The whole mess started when a company contacted me about testing some new software they had just released about 6 weeks ago. The software is supposed to be an auditing product that will allow you to provide a solution that is somewhat close to the feature sets that are offered with SQL Server. There are some added features that made it somewhat interesting for a test. I installed the product on a server that is not critical for production operations my monitoring server. Within a few hours I started to be alerted to some slow I/O; the good news is that I was able to put one and one together and determine that the Audit product I installed was the cause of the I/O issue.
Finding this behavior completely unacceptable I took actions that I thought would resolve the issue. I uninstalled the product… I should be all good, right? For good measure I sent an email over to the company, I was going to do a product review and I wanted them to know what I was seeing, the email was pretty short and clear.

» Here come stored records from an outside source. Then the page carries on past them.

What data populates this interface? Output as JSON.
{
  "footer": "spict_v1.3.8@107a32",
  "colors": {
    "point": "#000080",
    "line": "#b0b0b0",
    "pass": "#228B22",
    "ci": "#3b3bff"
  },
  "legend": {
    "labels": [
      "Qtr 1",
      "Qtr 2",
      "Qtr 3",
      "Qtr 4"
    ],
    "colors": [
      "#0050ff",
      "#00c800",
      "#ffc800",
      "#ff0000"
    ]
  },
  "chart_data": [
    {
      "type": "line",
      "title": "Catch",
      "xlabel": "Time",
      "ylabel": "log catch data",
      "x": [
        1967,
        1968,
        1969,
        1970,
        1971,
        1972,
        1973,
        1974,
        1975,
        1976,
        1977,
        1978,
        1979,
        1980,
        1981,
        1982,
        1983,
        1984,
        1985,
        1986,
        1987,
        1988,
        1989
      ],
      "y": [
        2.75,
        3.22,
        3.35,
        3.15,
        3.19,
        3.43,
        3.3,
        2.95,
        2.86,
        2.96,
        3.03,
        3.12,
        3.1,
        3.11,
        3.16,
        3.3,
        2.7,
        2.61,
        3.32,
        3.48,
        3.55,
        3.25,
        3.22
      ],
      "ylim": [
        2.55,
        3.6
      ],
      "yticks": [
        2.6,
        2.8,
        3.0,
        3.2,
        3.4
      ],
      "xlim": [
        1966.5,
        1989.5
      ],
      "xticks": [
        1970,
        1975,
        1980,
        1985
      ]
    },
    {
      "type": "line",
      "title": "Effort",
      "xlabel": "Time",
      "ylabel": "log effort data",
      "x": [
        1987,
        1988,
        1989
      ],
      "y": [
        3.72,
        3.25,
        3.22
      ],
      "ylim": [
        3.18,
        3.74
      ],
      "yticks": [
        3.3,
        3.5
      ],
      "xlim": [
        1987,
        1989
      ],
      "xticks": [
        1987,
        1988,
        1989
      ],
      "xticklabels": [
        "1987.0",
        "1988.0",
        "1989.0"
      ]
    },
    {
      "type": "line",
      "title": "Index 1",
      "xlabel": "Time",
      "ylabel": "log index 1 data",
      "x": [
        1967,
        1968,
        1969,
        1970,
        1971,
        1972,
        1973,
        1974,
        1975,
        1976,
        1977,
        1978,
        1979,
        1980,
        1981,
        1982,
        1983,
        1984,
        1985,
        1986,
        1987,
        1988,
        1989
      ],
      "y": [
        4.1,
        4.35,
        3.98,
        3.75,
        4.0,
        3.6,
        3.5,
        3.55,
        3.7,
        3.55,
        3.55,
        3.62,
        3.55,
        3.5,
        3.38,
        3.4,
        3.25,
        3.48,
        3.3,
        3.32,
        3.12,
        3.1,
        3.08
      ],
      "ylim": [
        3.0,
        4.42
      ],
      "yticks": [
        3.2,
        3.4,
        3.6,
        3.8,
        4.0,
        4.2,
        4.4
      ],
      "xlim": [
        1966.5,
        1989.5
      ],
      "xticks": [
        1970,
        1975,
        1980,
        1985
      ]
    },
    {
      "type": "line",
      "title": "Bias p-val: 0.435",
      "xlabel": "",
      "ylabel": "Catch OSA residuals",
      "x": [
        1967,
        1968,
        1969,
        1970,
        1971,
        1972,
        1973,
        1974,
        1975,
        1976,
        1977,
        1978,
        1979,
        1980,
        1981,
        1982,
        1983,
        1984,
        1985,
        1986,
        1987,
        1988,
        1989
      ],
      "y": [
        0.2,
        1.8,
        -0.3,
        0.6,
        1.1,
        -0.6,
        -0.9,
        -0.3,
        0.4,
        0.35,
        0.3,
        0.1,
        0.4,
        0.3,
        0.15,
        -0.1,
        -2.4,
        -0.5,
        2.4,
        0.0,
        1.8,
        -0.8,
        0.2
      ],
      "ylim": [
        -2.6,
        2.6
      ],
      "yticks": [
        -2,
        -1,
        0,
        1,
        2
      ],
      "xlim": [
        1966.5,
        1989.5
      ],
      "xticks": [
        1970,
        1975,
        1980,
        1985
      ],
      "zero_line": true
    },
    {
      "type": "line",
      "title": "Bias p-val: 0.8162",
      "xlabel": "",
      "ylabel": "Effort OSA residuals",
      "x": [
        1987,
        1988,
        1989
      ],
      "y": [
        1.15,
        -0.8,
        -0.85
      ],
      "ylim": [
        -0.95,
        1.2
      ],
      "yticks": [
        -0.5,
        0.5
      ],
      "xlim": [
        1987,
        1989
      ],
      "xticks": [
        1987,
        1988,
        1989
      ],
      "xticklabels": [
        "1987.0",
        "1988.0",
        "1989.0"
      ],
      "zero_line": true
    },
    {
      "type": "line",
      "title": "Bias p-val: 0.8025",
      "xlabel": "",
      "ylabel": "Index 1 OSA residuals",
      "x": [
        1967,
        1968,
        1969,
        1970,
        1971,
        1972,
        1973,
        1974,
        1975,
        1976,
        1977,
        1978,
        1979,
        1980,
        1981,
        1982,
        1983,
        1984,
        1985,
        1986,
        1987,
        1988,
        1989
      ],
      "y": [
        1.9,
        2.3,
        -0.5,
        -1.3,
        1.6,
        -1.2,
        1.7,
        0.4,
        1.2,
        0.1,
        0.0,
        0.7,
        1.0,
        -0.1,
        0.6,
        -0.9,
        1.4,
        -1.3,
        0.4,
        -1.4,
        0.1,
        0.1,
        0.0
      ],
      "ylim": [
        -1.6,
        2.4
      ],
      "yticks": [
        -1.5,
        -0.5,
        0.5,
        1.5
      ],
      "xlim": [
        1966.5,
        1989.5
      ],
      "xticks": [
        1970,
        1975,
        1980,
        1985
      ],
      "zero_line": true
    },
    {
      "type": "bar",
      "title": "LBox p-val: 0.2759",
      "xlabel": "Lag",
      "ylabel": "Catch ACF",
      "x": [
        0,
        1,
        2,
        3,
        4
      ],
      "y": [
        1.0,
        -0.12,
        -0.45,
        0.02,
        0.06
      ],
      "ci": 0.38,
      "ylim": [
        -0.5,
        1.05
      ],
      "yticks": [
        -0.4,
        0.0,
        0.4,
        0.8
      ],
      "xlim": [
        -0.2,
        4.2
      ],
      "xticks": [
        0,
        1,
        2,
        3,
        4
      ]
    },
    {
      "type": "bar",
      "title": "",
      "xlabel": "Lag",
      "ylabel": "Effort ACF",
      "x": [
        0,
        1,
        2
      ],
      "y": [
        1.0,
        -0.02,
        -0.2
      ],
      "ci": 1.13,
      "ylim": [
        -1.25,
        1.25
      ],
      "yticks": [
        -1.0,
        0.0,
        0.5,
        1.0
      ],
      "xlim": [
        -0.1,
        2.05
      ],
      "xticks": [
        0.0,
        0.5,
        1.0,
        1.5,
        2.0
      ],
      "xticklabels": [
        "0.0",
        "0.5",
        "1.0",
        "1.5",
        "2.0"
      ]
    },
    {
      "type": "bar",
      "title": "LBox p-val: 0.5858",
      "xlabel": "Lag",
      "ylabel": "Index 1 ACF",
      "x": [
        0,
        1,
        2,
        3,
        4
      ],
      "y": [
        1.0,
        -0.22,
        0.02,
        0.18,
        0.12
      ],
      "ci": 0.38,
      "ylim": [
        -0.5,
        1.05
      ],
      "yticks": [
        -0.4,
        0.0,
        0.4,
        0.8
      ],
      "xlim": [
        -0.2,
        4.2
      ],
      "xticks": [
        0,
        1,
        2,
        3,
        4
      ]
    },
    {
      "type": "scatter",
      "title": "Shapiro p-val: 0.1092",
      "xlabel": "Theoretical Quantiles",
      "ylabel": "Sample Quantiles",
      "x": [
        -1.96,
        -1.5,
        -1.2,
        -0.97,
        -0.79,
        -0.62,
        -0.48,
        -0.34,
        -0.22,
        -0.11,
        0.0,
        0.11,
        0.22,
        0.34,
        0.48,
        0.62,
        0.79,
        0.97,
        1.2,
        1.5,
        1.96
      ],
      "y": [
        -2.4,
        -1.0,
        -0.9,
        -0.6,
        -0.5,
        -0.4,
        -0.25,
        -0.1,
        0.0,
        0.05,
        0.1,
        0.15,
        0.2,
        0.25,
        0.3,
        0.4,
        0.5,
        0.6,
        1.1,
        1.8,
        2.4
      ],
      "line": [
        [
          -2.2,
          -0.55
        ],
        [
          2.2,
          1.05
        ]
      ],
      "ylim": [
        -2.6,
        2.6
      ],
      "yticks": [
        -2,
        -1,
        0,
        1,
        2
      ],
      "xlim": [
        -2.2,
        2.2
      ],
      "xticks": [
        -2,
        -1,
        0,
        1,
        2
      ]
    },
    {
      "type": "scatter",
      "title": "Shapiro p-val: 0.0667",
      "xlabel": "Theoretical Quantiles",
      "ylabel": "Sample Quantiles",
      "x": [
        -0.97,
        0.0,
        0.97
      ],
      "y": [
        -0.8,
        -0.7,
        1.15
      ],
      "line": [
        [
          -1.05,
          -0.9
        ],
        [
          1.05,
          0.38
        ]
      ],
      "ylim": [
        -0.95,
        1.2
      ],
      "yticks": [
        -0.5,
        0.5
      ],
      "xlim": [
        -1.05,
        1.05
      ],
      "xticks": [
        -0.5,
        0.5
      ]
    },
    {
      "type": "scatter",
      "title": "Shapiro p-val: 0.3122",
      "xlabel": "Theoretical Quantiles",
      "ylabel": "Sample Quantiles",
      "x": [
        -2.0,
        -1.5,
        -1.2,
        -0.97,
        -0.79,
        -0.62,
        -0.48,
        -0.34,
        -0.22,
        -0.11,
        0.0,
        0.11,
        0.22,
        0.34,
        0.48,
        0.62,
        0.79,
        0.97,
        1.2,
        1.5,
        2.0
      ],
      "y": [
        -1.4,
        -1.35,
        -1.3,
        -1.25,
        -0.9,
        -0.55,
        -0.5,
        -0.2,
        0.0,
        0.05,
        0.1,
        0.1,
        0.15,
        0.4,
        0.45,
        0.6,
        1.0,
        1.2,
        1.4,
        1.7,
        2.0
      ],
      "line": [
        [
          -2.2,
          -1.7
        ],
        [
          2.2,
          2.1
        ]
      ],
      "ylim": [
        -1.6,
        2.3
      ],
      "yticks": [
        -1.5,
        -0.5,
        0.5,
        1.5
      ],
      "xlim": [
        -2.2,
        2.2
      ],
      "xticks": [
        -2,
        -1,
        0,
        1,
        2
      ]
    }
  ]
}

Do you have any added information on the impact that the tool had on the server?
I could not say at the time what caused the performance issue exactly, I knew it was the new software because of a couple items, first all the issues stopped the second I removed the tool, and the most telling was the fact that pre software install my SQL Server was running fine, after the install I was looking at 10 second write times.
I received an email back that said:
I have talked to my technical team about this issue. They told me that our tool doesn’t impact server’s performance.
I knew immediately that this was not going to work, there was nothing more to the message and I realized that it is obvious they have not done enough testing. I was going to send them a few emails and see what we could do to reach across the table and see if I could help, but as life goes life got busy. As time went on and I forgot about the problem, that was until last week. I ended up having a different issue that caused me to open my performance tool to see what clues I could gather, this is when I found that my monitoring to was struggling to do anything. I had completely forgot about the Audit tool that I had removed before, I had removed it so why should I even consider it…
One would think that there were some obvious signs that the tool is either not ready for prime time, or does not meet the standards of the tools that I want to use:
- The tool wanted elevated security access.
- The supporting documents included all of about 5 pages of screen shots. I asked about this and was told more is coming, however I don’t see them on the site yet.
- I have never heard of the tool, and had not seen other reviews on it.
Now let’s move a few weeks forward…
Performance issues struck again.
Well, to sum up a couple of really frustrating days not only for myself but for the poor guys that run the support desk for my monitoring tool. We stumbled on to a few things.
First of all the support guys at SQL Sentry thought that we should take a look just to verify that there were not any traces running, easy enough…
The results had two that I had expected, one was a performance trace that is filtered and expected. The second one was the default trace, but for the life of me I could not figure out what the third one was. I admit my age is starting to reach the point where I can’t remember what I ate for breakfast most days, but I had no clue where or when I created a trace called mytrace.trc. In addition to not knowing the trace it had just started the night before we found it based on the creation date, now granted the server was rebooted. I looked for what I thought could start this trace, then it occurred to me to look for a startup procedure. Found a great post here where I found this quick query.
And there is was…
The audit tool that I installed did not remove the startup procedures in the database. So when I uninstalled the tool, and more or less considered the issue closed, there were items that were left behind that caused issues weeks later. My point is, be careful on what you install. I tried to do that, but when I determined that I needed to remove the product I found that the same effort the company dedicated to rolling out the product was much more than the effort they used to remove it. I should not have had to learn this lesson the hard way, but we all make mistakes. I can tell you that I will learn from this mistake, and it won’t happen again.